You may not have heard of the term hairline tooth fracture but it could be a condition you’re already familiar with. When biting down something, have you ever felt a sharp pain that quickly disappears? This is one of the most common symptoms of a hairline tooth fracture.
What’s a hairline tooth fracture?
A small crack on the tooth is what’s referred to as a hairline tooth fracture. There are different types of cracks that can appear on the tooth. They include:
- Craze lines: These are minute cracks that are often found on the enamel of your teeth. They often don’t cause any pain, therefore, there’s no need to seek any type of treatment.
- Vertical cracks: This is a deeper crack compared to the craze lines since it runs up and down the tooth. It may not reach the gum line, therefore, you can still save the tooth from extraction.
- Split tooth: When the crack on the tooth has separated it into two segments then it’s called a split crack. Sometimes the split tooth is large and the tooth will likely need to be extracted.
- Fractured cusps: These are often found around dental fillings. They don’t reach the tooth’s pulp hence cause minimal pain if any.
Common causes of hairline tooth fractures
You may experience small cracks on your teeth due to:
- Chewing on hard objects or foods
- Poor habits like jaw clenching and teeth grinding
- An injury such as a fall or sports accident that involves a blow to the mouth
- Large fillings that weaken the structure of the tooth
- Hot or cold foods
- Old age: Teeth are more prone to cracking above the age of 50
Signs and symptoms of a hairline tooth fracture
If you suspect that you could be having a hairline tooth fracture, watch out for the symptoms below:
- Pain that’s inconsistent. Could occur when chewing or biting food.
- Tooth sensitivity whenever you consume hot or cold foods
- Swollen gums that are painful
The reason why a cracked tooth hurts is because whenever you bite down food, it exerts pressure on the crack causing it to open further. When you stop biting the food, the crack closes back up which explains why the sharp pain immediately disappears. Sometimes the cracks are very microscopic but when they open, they expose pulp inside the tooth that could become infected or damaged. Once the pulp is infected, you’ll have to undergo a root canal to save your tooth.
How to determine if you have a hairline tooth fracture
It’s impossible to detect a hairline tooth fracture due to its small size that makes it invisible to the naked eye.
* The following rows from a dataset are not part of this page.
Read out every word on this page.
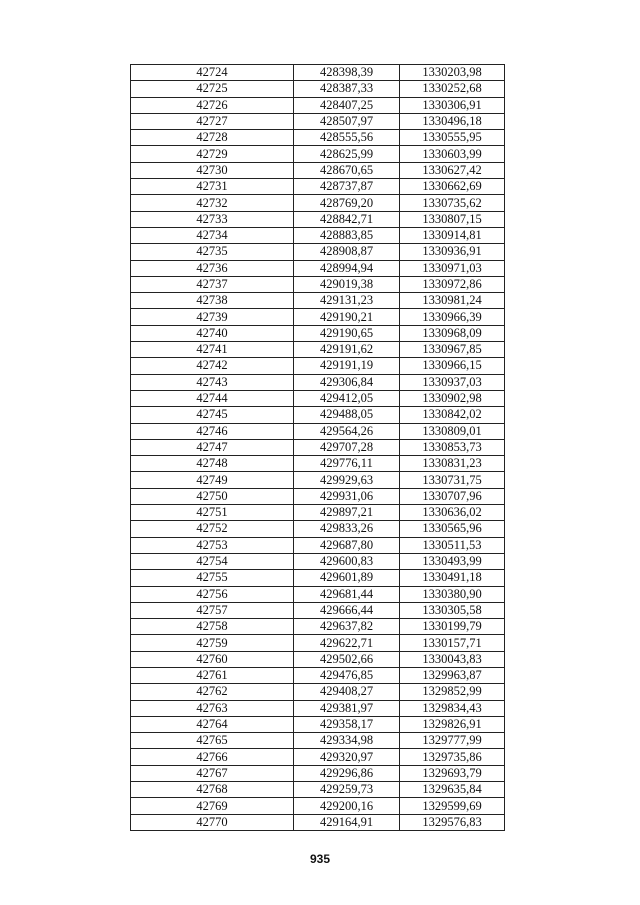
42724	428398,39	1330203,98
42725	428387,33	1330252,68
42726	428407,25	1330306,91
42727	428507,97	1330496,18
42728	428555,56	1330555,95
42729	428625,99	1330603,99
42730	428670,65	1330627,42
42731	428737,87	1330662,69
42732	428769,20	1330735,62
42733	428842,71	1330807,15
42734	428883,85	1330914,81
42735	428908,87	1330936,91
42736	428994,94	1330971,03
42737	429019,38	1330972,86
42738	429131,23	1330981,24
42739	429190,21	1330966,39
42740	429190,65	1330968,09
42741	429191,62	1330967,85
42742	429191,19	1330966,15
42743	429306,84	1330937,03
42744	429412,05	1330902,98
42745	429488,05	1330842,02
42746	429564,26	1330809,01
42747	429707,28	1330853,73
42748	429776,11	1330831,23
42749	429929,63	1330731,75
42750	429931,06	1330707,96
42751	429897,21	1330636,02
42752	429833,26	1330565,96
42753	429687,80	1330511,53
42754	429600,83	1330493,99
42755	429601,89	1330491,18
42756	429681,44	1330380,90
42757	429666,44	1330305,58
42758	429637,82	1330199,79
42759	429622,71	1330157,71
42760	429502,66	1330043,83
42761	429476,85	1329963,87
42762	429408,27	1329852,99
42763	429381,97	1329834,43
42764	429358,17	1329826,91
42765	429334,98	1329777,99
42766	429320,97	1329735,86
42767	429296,86	1329693,79
42768	429259,73	1329635,84
42769	429200,16	1329599,69
42770	429164,91	1329576,83
935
However, the dentist can diagnose this condition by performing a visual exam using a magnifying lens or using a dental dye which makes the cracks stand out more. An x-ray may also reveal small cracks.
Treatment of hairline tooth fracture
The best method of treatment will depend on where the crack is located, its size and how far it’s extended towards the gum line. Bonding can be done to fill the crack. The dentist may also recommend applying a crown, which fits over the damaged tooth and caps it. In severe cases, where the crack has extended into the pulp, a root canal is necessary or you may have to remove the tooth.